6. Loading pressure: There are two general rules to describe the effect of loading pressure on the burning behavior of a pyrotechnic composition. If the pyrotechnic reaction, in the postignition phase, is propagated via hot gases, then too high of a loading pressure will retard the passage of these hot gases down the column of composition. A lower rate, in units of grams of composition reacting per second, will be observed at high loading pressures. (Note: One must be cautious in interpreting burn rate data, because an increase in loading pressure usually leads to an increase in the density of the composition. What may appear to be a slower rate, expressed in units of millimeters/second, may actually be a faster rate in terms of grams/second. ) If the propagation of the pyrotechnic reaction is a solid- solid or solid - liquid phenomenon, without the significant involvement of gas-phase components, then an increase in loading pressure should lead to an increase in burn rate (in grams per second). An example of this possibility is given in Table 6.

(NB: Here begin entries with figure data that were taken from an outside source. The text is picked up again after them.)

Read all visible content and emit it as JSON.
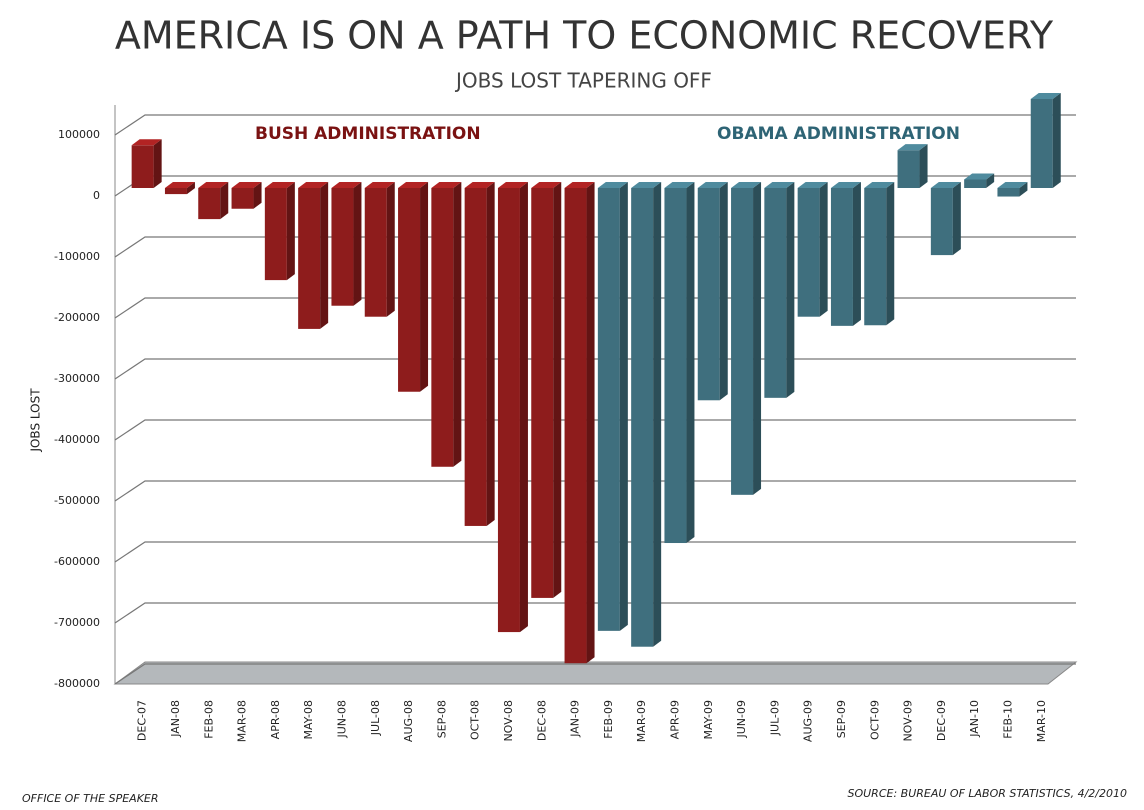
{
  "chart_data": {
    "type": "bar3d",
    "title": "AMERICA IS ON A PATH TO ECONOMIC RECOVERY",
    "subtitle": "JOBS LOST TAPERING OFF",
    "y_label": "JOBS LOST",
    "footer_left": "OFFICE OF THE SPEAKER",
    "footer_right": "SOURCE: BUREAU OF LABOR STATISTICS, 4/2/2010",
    "categories": [
      "DEC-07",
      "JAN-08",
      "FEB-08",
      "MAR-08",
      "APR-08",
      "MAY-08",
      "JUN-08",
      "JUL-08",
      "AUG-08",
      "SEP-08",
      "OCT-08",
      "NOV-08",
      "DEC-08",
      "JAN-09",
      "FEB-09",
      "MAR-09",
      "APR-09",
      "MAY-09",
      "JUN-09",
      "JUL-09",
      "AUG-09",
      "SEP-09",
      "OCT-09",
      "NOV-09",
      "DEC-09",
      "JAN-10",
      "FEB-10",
      "MAR-10"
    ],
    "series": [
      {
        "name": "BUSH ADMINISTRATION",
        "color": "#8e1c1c",
        "values": [
          70000,
          -10000,
          -51000,
          -34000,
          -151000,
          -231000,
          -193000,
          -211000,
          -334000,
          -457000,
          -554000,
          -728000,
          -672000,
          -779000,
          null,
          null,
          null,
          null,
          null,
          null,
          null,
          null,
          null,
          null,
          null,
          null,
          null,
          null
        ]
      },
      {
        "name": "OBAMA ADMINISTRATION",
        "color": "#3f6f7e",
        "values": [
          null,
          null,
          null,
          null,
          null,
          null,
          null,
          null,
          null,
          null,
          null,
          null,
          null,
          null,
          -726000,
          -752000,
          -582000,
          -348000,
          -503000,
          -344000,
          -211000,
          -226000,
          -225000,
          62000,
          -110000,
          14000,
          -14000,
          146000
        ]
      }
    ],
    "ylim": [
      -800000,
      100000
    ],
    "yticks": [
      -800000,
      -700000,
      -600000,
      -500000,
      -400000,
      -300000,
      -200000,
      -100000,
      0,
      100000
    ],
    "grid": true
  }
}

TABLE 6. Effect of Loading Pressure on the Burning Rate of a Delay Mixture
7. Degree o f confinement : The variation in the burning behavior of black powder was discussed as a function of the degree of confinement. Increased confinement leads to accelerated burning. Shimizu reports a burning rate in air of .03-.05 meters/second for black powder paste impregnated in twine. The same material, enclosed in a paper tube of one cm inside diameter, had a burning rate of 4.6-16.7 meters /second - over 100 times faster! This behavior is typical of loose powders, and points out the potential danger of confining mixtures that burn quite sluggishly in the open air. This effect is particularly important when consideration is given to the storage of pyrotechnic compositions. Containers and storage facilities should be designed to instantly vent in the case of pressure buildup. Such venting can quite effectively prevent many fires from progressing to explosions.
Two factors contribute to the effect of confinement on burning rate. An increase in temperature produces an exponential increase in rate of a chemical reaction. In a confined high-energy system, the temperature of the reactants can rise dramatically upon ignition, as heat is not effectively lost to the surroundings. A sharp rise in reaction rate occurs, liberating more heat, raising the temperature further, accelerating the reaction until an explosion occurs or the reactants are consumed. The minimum quantity of material needed to produce an explosion, under a specified set of conditions, is referred to as the critical mass. Also, in a confined system, the hot gases that are produced can build up substantial pressure, driving the gases into the high-energy mixture and causing a rate acceleration.
Burning behavior can therefore be summarized in two words: homogeneity and confinement. An increase in either should lead to an increase in burning rate for most high-energy mixtures. Note, however, that "gasless" compositions do not show the dramatic confinement effects found for "gassy" compositions.